Author(s): Juergens CP, Winter JP, Nguyen-Do P, Lo S, French JK, Hallani H, Fernandes C, Jepson N, Leung DY

Affiliation(s): Department of Cardiology, Liverpool Hospital, University of New South Wales, Elizabeth Street, Liverpool BC, NSW 1871, Australia. c.juergens@unsw.edu.au

Publication date & source: 2009-01, Intern Med J., 39(1):25-31. Epub 2008 Sep 2.

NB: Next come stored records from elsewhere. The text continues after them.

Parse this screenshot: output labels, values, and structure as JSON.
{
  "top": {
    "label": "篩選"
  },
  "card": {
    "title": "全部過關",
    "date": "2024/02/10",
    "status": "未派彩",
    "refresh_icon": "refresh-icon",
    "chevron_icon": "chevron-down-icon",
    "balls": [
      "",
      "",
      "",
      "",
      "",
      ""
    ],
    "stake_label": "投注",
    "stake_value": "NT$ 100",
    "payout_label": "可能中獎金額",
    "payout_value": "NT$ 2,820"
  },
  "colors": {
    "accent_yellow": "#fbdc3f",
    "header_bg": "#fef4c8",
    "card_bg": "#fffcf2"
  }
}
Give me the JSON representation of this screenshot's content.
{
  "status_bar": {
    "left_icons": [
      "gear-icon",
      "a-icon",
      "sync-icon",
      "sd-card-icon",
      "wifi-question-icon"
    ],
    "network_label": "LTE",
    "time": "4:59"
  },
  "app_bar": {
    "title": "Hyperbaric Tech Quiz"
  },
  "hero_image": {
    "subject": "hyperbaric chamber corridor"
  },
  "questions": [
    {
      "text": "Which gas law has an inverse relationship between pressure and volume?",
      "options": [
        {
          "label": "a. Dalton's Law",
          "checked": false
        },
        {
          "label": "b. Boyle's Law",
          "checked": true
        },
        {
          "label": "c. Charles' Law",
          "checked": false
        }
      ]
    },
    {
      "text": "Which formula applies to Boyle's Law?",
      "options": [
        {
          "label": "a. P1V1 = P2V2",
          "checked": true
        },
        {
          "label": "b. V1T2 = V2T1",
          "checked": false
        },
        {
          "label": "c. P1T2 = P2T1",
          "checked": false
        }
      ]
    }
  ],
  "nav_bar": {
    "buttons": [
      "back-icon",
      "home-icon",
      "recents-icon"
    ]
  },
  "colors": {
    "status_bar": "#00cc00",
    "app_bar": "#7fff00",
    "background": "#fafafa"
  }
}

Publication type: Comparative Study; Multicenter Study; Randomized Controlled Trial; Research Support, Non-U.S. Gov't

BACKGROUND: The use of contrast agents during coronary intervention can result in nephropathy, particularly in patients with renal dysfunction. We aimed to determine whether the use of iso-osmolar iodixanol is less nephrotoxic than that of low-osmolar iopromide when patients are adequately prehydrated and have received N-acetylcysteine. METHODS: We conducted a randomized, double-blind, multicentre study of patients with impaired renal function undergoing a coronary interventional procedure. Primary end-point was the incidence of contrast-induced nephropathy (CIN) on day 2, defined as an increase in serum creatinine concentration of > or =44 micromol/L (0.5 mg/dL) or by a relative increase of > or =25% from baseline. Secondary end-points included peak increase in serum creatinine between baseline and day 7. RESULTS: Of 191 patients recruited, 15% (95% CI: 8-22) of the patients receiving iopromide and 12% (95% CI: 5-19) of the patients receiving iodixanol developed CIN (95% CI of the difference: 13 to -7, P = 0.56). When including peak serum creatinine on day 7, CIN developed in 23% of patients receiving iopromide and in 27% of patients receiving iodixanol (95% CI of the difference: 8 to -16, P = 0.48). The peak increase in serum creatinine concentration at day 7 was similar in both groups (patients receiving iopromide, 18.4 +/- 24.4 micromol/L, vs patients receiving iodixanol, 21.9 +/- 24.2 micromol/L; P = 0.33). CONCLUSION: There remains a high incidence of CIN despite prehydration and routine use of N-acetylcysteine in patients with pre-existing renal dysfunction undergoing coronary interventional procedures. Although our study is underpowered, iodixanol was not associated with a statistically significant lower incidence of CIN when compared with iopromide.